The EUR/USD pair showed positive traction during the Asian session on Thursday, rebounding from a three-day losing streak that took the pair to its lowest level since early July, around the 1.0760 mark. By mid-session, the pair edged closer to the 1.0800 mark, buoyed by a modest decline in the US Dollar (USD). However, caution lingers for bullish traders due to the prevailing fundamental backdrop.
A retreat in US Treasury bond yields from a three-month high has triggered some USD profit-taking after its strong rally to late July levels. Nevertheless, the expectation that the Federal Reserve (Fed) will proceed with only modest rate cuts, coupled with investor anxiety ahead of the November 5 US Presidential election, continues to lend support to the safe-haven Greenback.
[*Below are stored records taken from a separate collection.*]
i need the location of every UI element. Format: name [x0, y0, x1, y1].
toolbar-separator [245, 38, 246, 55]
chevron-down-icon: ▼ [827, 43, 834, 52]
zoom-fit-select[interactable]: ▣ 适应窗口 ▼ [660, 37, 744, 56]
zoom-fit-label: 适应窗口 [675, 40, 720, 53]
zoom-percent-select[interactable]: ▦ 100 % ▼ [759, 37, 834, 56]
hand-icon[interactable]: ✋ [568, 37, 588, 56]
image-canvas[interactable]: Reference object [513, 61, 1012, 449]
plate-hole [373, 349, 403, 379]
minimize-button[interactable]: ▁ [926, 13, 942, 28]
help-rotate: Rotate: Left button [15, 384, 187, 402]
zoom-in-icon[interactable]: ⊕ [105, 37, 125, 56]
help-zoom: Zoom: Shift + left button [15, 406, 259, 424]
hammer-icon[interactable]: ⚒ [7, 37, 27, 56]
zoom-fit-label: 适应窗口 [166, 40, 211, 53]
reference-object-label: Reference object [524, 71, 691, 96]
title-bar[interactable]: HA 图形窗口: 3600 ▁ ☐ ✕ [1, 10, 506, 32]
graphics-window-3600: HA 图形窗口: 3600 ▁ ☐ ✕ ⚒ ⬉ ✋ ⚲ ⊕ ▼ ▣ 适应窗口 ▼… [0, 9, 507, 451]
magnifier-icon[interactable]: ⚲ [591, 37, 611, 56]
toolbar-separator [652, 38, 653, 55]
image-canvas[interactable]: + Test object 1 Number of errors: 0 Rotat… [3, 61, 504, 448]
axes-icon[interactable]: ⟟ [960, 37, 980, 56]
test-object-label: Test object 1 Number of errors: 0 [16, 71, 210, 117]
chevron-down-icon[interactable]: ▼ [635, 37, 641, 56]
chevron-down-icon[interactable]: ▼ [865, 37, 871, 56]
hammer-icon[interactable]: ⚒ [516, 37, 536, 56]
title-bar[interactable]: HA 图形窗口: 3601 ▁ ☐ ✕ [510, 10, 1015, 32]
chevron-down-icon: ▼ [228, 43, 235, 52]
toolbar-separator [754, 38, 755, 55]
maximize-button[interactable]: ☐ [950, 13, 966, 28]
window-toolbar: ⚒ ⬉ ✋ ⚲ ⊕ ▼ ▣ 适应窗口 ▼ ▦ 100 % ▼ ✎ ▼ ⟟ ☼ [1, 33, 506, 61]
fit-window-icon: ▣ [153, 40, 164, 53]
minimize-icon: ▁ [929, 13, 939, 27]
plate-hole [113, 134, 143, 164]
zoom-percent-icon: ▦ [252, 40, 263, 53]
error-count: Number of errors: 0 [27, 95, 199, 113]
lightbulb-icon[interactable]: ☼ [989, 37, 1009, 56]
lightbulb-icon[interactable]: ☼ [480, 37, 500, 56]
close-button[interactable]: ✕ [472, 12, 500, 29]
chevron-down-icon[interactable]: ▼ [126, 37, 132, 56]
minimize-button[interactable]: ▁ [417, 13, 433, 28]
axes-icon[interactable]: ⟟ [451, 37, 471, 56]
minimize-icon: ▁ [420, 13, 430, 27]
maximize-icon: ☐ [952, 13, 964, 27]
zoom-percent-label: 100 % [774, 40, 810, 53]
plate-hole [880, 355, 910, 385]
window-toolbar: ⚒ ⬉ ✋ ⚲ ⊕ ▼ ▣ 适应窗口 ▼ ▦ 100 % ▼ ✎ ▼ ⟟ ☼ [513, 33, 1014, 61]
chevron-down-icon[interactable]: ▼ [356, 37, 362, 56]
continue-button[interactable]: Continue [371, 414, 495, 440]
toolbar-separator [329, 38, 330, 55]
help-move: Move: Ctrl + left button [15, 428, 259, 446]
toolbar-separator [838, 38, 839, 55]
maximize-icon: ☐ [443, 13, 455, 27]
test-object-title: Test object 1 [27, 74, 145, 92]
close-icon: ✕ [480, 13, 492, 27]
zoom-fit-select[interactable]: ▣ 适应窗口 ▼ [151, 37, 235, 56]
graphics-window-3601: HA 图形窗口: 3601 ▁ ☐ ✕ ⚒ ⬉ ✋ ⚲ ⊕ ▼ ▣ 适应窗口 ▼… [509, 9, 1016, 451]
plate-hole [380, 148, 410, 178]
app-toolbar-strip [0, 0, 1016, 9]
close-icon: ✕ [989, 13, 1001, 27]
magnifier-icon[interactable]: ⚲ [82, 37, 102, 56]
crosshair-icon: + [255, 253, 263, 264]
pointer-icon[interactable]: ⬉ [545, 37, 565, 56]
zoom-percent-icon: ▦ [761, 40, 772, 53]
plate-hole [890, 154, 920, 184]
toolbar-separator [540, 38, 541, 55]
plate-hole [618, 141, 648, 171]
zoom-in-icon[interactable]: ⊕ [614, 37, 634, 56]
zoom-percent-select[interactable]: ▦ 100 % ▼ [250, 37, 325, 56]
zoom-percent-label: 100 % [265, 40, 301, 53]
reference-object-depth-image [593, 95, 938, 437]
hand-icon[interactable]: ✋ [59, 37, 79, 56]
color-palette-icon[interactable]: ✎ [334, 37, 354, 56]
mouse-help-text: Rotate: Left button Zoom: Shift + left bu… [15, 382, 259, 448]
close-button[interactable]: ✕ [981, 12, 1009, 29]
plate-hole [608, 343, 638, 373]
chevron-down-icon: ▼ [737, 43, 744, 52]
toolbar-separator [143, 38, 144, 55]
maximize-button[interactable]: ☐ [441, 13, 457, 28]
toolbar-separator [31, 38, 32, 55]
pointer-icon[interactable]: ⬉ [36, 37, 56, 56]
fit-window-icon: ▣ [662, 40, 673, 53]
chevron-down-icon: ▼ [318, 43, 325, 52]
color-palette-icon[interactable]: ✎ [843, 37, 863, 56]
On the European side, dovish expectations surrounding the European Central Bank (ECB) are likely to limit any significant upward movement for the EUR/USD pair. The Eurozone’s annual inflation rate dropped to 1.7% in September, falling below the ECB’s 2% target for the first time since June 2021. This reinforces the ECB’s view that the disinflationary trend is progressing, increasing the likelihood of further policy easing.
Adding to this, ECB officials, including Mario Centeno, have expressed concerns over downside risks to both growth and inflation, with Centeno indicating that a 50 basis points (bps) rate cut in December is being considered. Similarly, ECB’s Bostjan Vasle noted that recent data points to potential risks that could delay economic improvement, which could further hinder a robust Euro recovery.
As a result, traders remain cautious about making aggressive bullish bets on the Euro. Investors are now turning their attention to the upcoming flash PMI data from both the Eurozone and the US for insights into global economic health, while movements in US bond yields are expected to influence the USD’s direction.
In summary, while the EUR/USD has shown signs of recovery, the broader fundamentals point to a downside bias for the pair, with any significant upward momentum likely to be capped.